Total area under any probability density function

Question

What's the name of the theorem that tells us that the total area under any probability density function, discrete or continuous, equals 1?

My stats book actually defines a PDF by requiring that $$\sum_{x}f(x)=1\quad\text{or}\quad\int_{-\infty}^{\infty}f(x)=1$$

In other words, $f(x)$ is a PDF only if the above is true (along with a few other requirements).

Rather than using this as a definition, is it possible to prove that it's true for any PDF? If so, has it been done before? I'd like the name of the theorem/proof so I can reference it.

Answer 1

Already well answered in comments. The requirement that the integral $\int_{-\infty}^\infty f(x)\; dx=1$ (together with $f(x)\ge 0\;\;\text{for all $x$}$) is part of the definition of a probability density function. And it must be so since that integral represents the total probability, and part of Kolmogorov's axioms for probability is that the total probability is always 1.
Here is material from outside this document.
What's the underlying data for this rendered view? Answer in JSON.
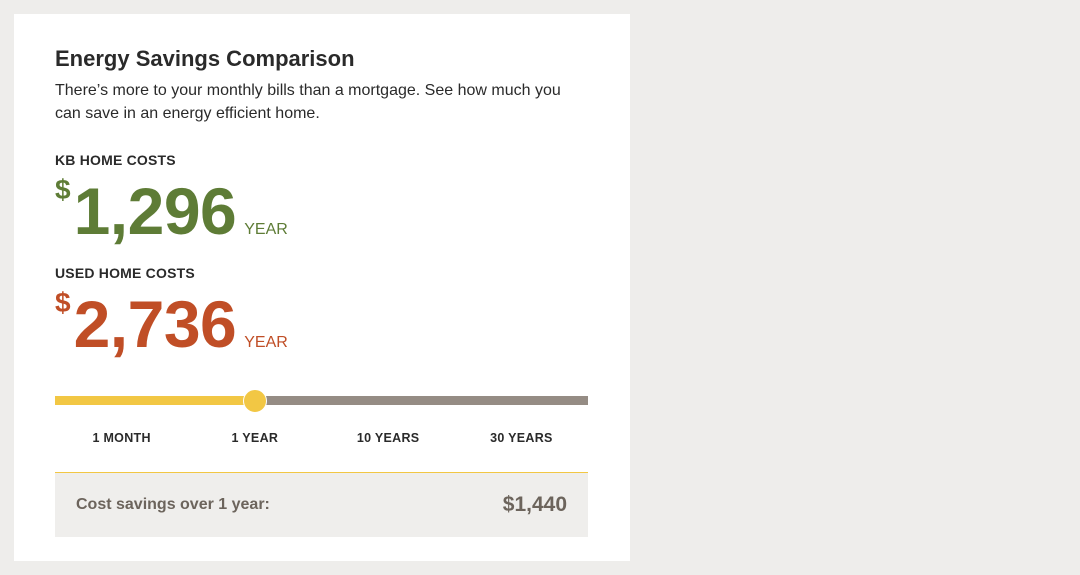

So a proof from those axioms is very short, it just consists in pointing out that the statement is part of the axioms (as above). Somebody will say that that is not really a proof, I guess that will depend on your exact definition of proof.

Answer 2

What's the name of the theorem ...

This requirement is imposed by the norming axiom of probability theory, which holds that any probability measure has unit value ovver the sample space ---i.e., $\mathbb{P}(\Omega) = 1$. The restriction on the density is then obtained by recognising that, for a random variable $X: \Omega \rightarrow \mathbb{R}$, we have:

$$\mathbb{P}(X^{-1}(\mathcal{A})) = \text{Pr} (\mathcal{A}) = \int \limits_\mathcal{A} f_X(x) dx.$$

It is worth noting that the "axioms" of probability are usually taken as the starting place for work in this field, and within this limited context, they are not derived from earlier results. Within the usual probability framework these are not treated as results that you prove via theorems; you merely assert them as axioms. If you would like to treat them this way then you will need to go deeper into the literature on measurement of uncertainty, and look at how the standard probability measure is derived from more primitive conditions/desiderata. For example, Jaynes (2003) derives the probability "axioms" as consequences of consistency requirements for measuring uncertainty.